Nasaar, who said he also gets occasional work as a security guard, was born in 1979, not long after Saddam formally assumed power.
His poverty-stricken parents named him after the new president, thinking it might bring economic rewards. Other Iraqi families did it to win advancement in Saddam’s Baath Party.
Nasaar said his parents never received any financial gain, although men and boys called Saddam and born on April 28, the former president’s birthday, would get cash gifts.
Sabah Nori Al-Azawi, manager of a dilapidated government office in Baghdad where Iraqis can change their names, said growing numbers of men and boys were shedding the Saddam tag now that government services had begun to function again.
Azawi said up to 25 men and boys had changed their name at his office in the past month.
"The majority are children. Other children make fun of them at school so their parents bring them here," said Azawi.

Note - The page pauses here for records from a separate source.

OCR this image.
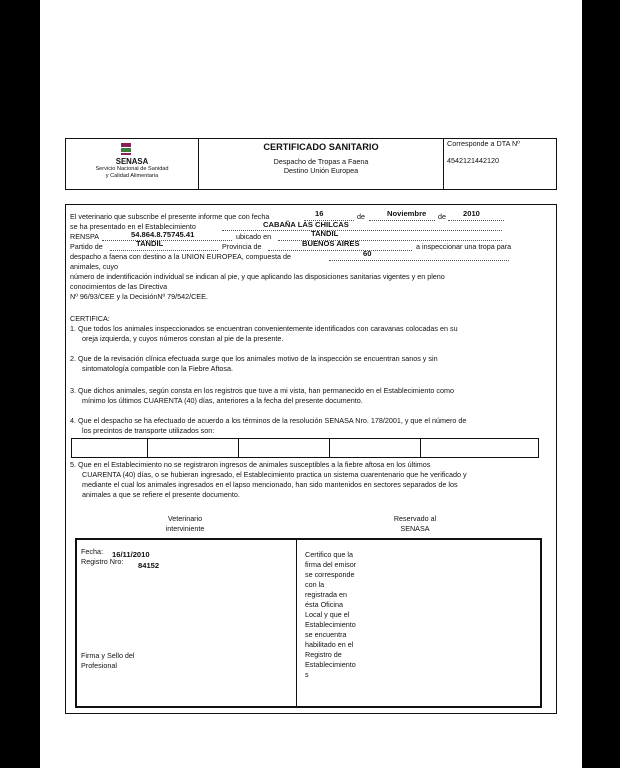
SENASA
Servicio Nacional de Sanidad
y Calidad Alimentaria
CERTIFICADO SANITARIO
Despacho de Tropas a Faena
Destino Unión Europea
Corresponde a DTA Nº
4542121442120
El veterinario que subscribe el presente informe que con fecha	16	de	Noviembre de 2010
se ha presentado en el Establecimiento	CABAÑA LAS CHILCAS
RENSPA	54.864.8.75745.41	ubicado en	TANDIL
Partido de	TANDIL	Provincia de	BUENOS AIRES	a inspeccionar una tropa para
despacho a faena con destino a la UNION EUROPEA, compuesta de	60
animales, cuyo
número de indentificación individual se indican al pie, y que aplicando las disposiciones sanitarias vigentes y en pleno
conocimientos de las Directiva
Nº 96/93/CEE y la DecisiónNº 79/542/CEE.
CERTIFICA:
1. Que todos los animales inspeccionados se encuentran convenientemente identificados con caravanas colocadas en su
oreja izquierda, y cuyos números constan al pie de la presente.
2. Que de la revisación clínica efectuada surge que los animales motivo de la inspección se encuentran sanos y sin
sintomatología compatible con la Fiebre Aftosa.
3. Que dichos animales, según consta en los registros que tuve a mi vista, han permanecido en el Establecimiento como
mínimo los últimos CUARENTA (40) días, anteriores a la fecha del presente documento.
4. Que el despacho se ha efectuado de acuerdo a los términos de la resolución SENASA Nro. 178/2001, y que el número de
los precintos de transporte utilizados son:
5. Que en el Establecimiento no se registraron ingresos de animales susceptibles a la fiebre aftosa en los últimos
CUARENTA (40) días, o se hubieran ingresado, el Establecimiento practica un sistema cuarentenario que he verificado y
mediante el cual los animales ingresados en el lapso mencionado, han sido mantenidos en sectores separados de los
animales a que se refiere el presente documento.
Veterinario
interviniente
Reservado al
SENASA
Fecha: 16/11/2010
Registro Nro: 84152
Firma y Sello del
Profesional
Certifico que la
firma del emisor
se corresponde
con la
registrada en
ésta Oficina
Local y que el
Establecimiento
se encuentra
habilitado en el
Registro de
Establecimiento
s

Sahar Khalil, head of records at the Al-Alwaiya maternity hospital in Baghdad, said up to five babies each month were named Saddam before the U.S.-led invasion last March.
"Since the fall of Baghdad, we have not had a single Saddam, and we have 300 births a month," she said.
The humiliation for Saddam’s namesakes has risen since U.S. dragged him from a hole near his hometown of Tikrit in December.
Photos of a bearded and ragged Saddam appear in newspapers across Baghdad almost every day, a far cry from the proud man who exhorted Iraqis to fight to the last before the invasion but who himself gave up without firing a shot.
There are no statistics on the number of Saddams in Iraq, although ordinary Iraqis say it would run into the thousands. It was used before the former president came on the scene, but its popularity soared when he took power.